In Google Search Console, "Couldn't fetch" is a notoriously misleading error message. On new domains or recently updated sitemaps, "Couldn't fetch" simply means **"Pending"**. It indicates that Google's crawling systems have placed your sitemap in their queue but have not physically visited or processed the URL yet. Repeatedly deleting and resubmitting the file only pushes your site back to the end of Google's crawling queue.
The GSC Interface Trap: Where is the Delete Option?
When you attempt to clear these broken sitemaps to reset Google's crawlers, you encounter a major user interface hurdle in Google Search Console. If you tap the three vertical dots directly on the row of your submitted sitemaps table, GSC only displays options to "See page indexing" or "See video page indexing". The delete button is completely hidden.
To bypass this interface trap and successfully remove an invalid sitemap, you must use the following pathway:
- In your GSC Sitemaps dashboard, click directly on the blue text link of the sitemap name (e.g., click on
/sitemap.xml) under the "Sitemap" column. This opens a detailed report page dedicated purely to that sitemap. - Look at the very top-right corner of your screen, directly next to the "OPEN SITEMAP" button (located right underneath your circular Google profile picture).
- Tap the three vertical dots (⋮) in that top-right corner.
- Select "Remove sitemap" from the dropdown menu and confirm the deletion.
The 4-Step Playbook to Secure Green Sitemap "Success"
Now that you know how the system operates, follow this exact sequence to establish a clean, green-lit indexing pipeline:
Step 1: Publish Substantive Content First
Never submit a sitemap to Google Search Console until you have published at least one to three high-quality, on-page optimized posts. This ensures that when Google's crawlers fetch the XML file, it is fully populated with active links, preventing the "Missing XML tag" parsing error from triggering in the first place.
Step 2: Clear Out the Sitemap Cache
If you have already submitted sitemaps and received errors, open GSC and use the step-by-step deletion pathway detailed above to remove **every single sitemap** from your list until your "Submitted sitemaps" table is completely empty. This clears GSC's aggressive internal cache for your domain name and resets Google's failure loop for those specific files.
Step 3: Clear Browser Cache and Wait
After removing the sitemaps, log out of Search Console, clear your browser's cookies and cache, and wait 12 to 24 hours. This gives Blogger's servers and Google Search Console's indexing databases adequate time to reconcile and update their cached files.
Step 4: Resubmit the Clean Sitemap
Log back into Google Search Console, navigate to the Sitemaps tab, and enter the following native Blogger sitemap in the "Add a new sitemap" field:
sitemap.xml
Click **Submit**. Because your sitemap file is now fully populated with your published articles, Googlebot will read the valid XML structure and return a perfect, bright-green "Success" status showing your exact count of discovered pages.

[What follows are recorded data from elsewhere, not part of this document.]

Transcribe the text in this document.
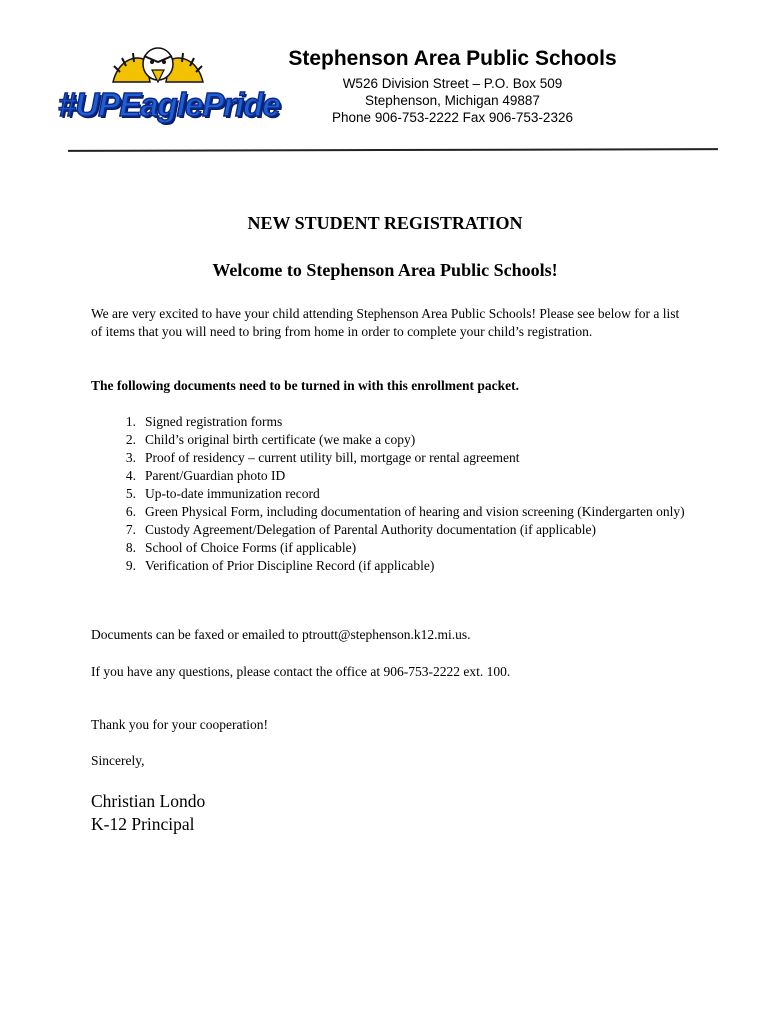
#UPEaglePride
Stephenson Area Public Schools
W526 Division Street – P.O. Box 509
Stephenson, Michigan 49887
Phone 906-753-2222 Fax 906-753-2326
NEW STUDENT REGISTRATION
Welcome to Stephenson Area Public Schools!
We are very excited to have your child attending Stephenson Area Public Schools! Please see below for a list of items that you will need to bring from home in order to complete your child’s registration.
The following documents need to be turned in with this enrollment packet.
1. Signed registration forms
2. Child’s original birth certificate (we make a copy)
3. Proof of residency – current utility bill, mortgage or rental agreement
4. Parent/Guardian photo ID
5. Up-to-date immunization record
6. Green Physical Form, including documentation of hearing and vision screening (Kindergarten only)
7. Custody Agreement/Delegation of Parental Authority documentation (if applicable)
8. School of Choice Forms (if applicable)
9. Verification of Prior Discipline Record (if applicable)
Documents can be faxed or emailed to ptroutt@stephenson.k12.mi.us.
If you have any questions, please contact the office at 906-753-2222 ext. 100.
Thank you for your cooperation!
Sincerely,
Christian Londo
K-12 Principal
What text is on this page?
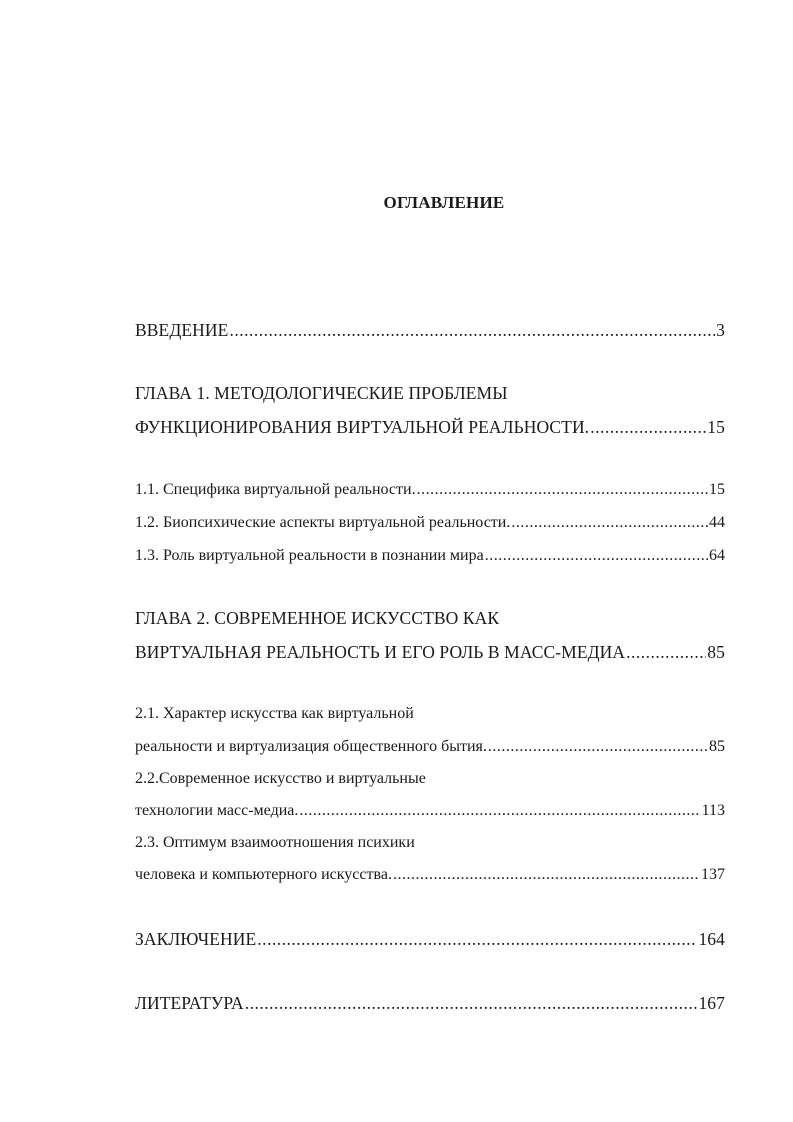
ОГЛАВЛЕНИЕ
ВВЕДЕНИЕ .....	3
ГЛАВА 1. МЕТОДОЛОГИЧЕСКИЕ ПРОБЛЕМЫ
ФУНКЦИОНИРОВАНИЯ ВИРТУАЛЬНОЙ РЕАЛЬНОСТИ. .....	15
1.1. Специфика виртуальной реальности. .....	15
1.2. Биопсихические аспекты виртуальной реальности. .....	44
1.3. Роль виртуальной реальности в познании мира .....	64
ГЛАВА 2. СОВРЕМЕННОЕ ИСКУССТВО КАК
ВИРТУАЛЬНАЯ РЕАЛЬНОСТЬ И ЕГО РОЛЬ В МАСС-МЕДИА .....	85
2.1. Характер искусства как виртуальной
реальности и виртуализация общественного бытия. .....	85
2.2.Современное искусство и виртуальные
технологии масс-медиа. .....	113
2.3. Оптимум взаимоотношения психики
человека и компьютерного искусства. .....	137
ЗАКЛЮЧЕНИЕ .....	164
ЛИТЕРАТУРА .....	167
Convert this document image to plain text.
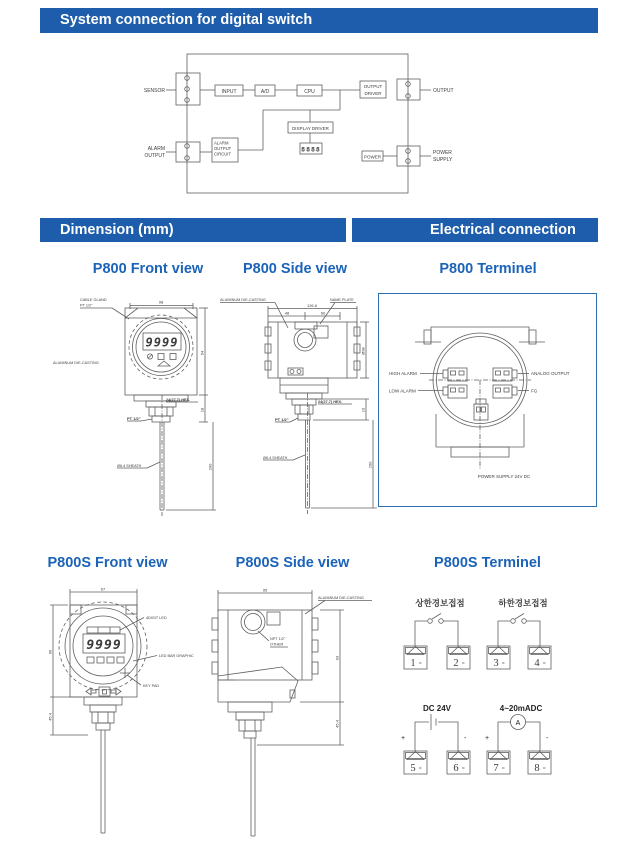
System connection for digital switch
SENSOR	INPUT	A/D	CPU
OUTPUT
DRIVER	OUTPUT
DISPLAY DRIVER
8888
ALARM
OUTPUT
CIRCUIT
ALARM
OUTPUT	POWER
POWER
SUPPLY
Dimension (mm)	Electrical connection
P800 Front view	P800 Side view	P800 Terminel
CABLE GLAND
PT 1/2"
ALUMINUM DIE-CASTING
98
9999
24(27.7) HEX.
PT 1/2"
Ø6.4 SHEATH
64
18
200
ALUMINUM DIE-CASTING	NAME PLATE
126.6
48	60
24(27.7) HEX.
PT 1/2"
Ø6.4 SHEATH
Ø98
10
200
HIGH ALARM
LOW ALARM
ANALOG OUTPUT
FG
POWER SUPPLY 24V DC
P800S Front view	P800S Side view	P800S Terminel
67
9999
4DIGIT LED
LED BAR GRAPHIC
KEY PAD
96
45.4
ALUMINUM DIE-CASTING
95
NPT 1/2"
OTHER
93
45.4
상한경보접점	하한경보접점
1	2	3	4
DC 24V
+	-
4~20mADC
A
+	-
5	6	7	8
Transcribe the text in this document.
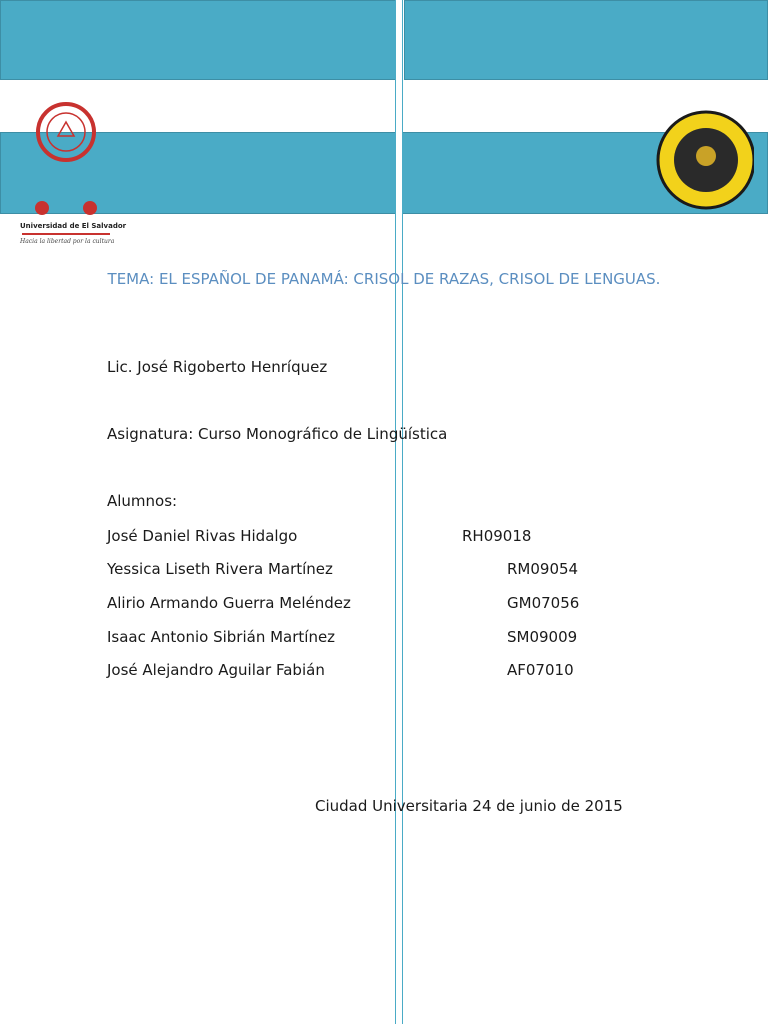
Universidad de El Salvador
Hacia la libertad por la cultura
TEMA: EL ESPAÑOL DE PANAMÁ: CRISOL DE RAZAS, CRISOL DE LENGUAS.
Lic. José Rigoberto Henríquez
Asignatura: Curso Monográfico de Lingüística
Alumnos:
José Daniel Rivas Hidalgo	RH09018
Yessica Liseth Rivera Martínez	RM09054
Alirio Armando Guerra Meléndez	GM07056
Isaac Antonio Sibrián Martínez	SM09009
José Alejandro Aguilar Fabián	AF07010
Ciudad Universitaria 24 de junio de 2015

Conclusion: Focus on What Generates Traffic
While having a successful sitemap is helpful for crawl efficiency, it is crucial to remember that a sitemap does not guarantee indexing or higher search engine rankings. Google is an incredibly advanced spider; once it discovers your homepage, it will naturally follow your custom category menus and internal links to index your entire website without needing a sitemap to find them.
Do not waste weeks fighting minor webmaster glitches. Establish your technical baseline, configure your custom robots headers, and focus your energy on creating high-value, unique content that solves real problems for your readers.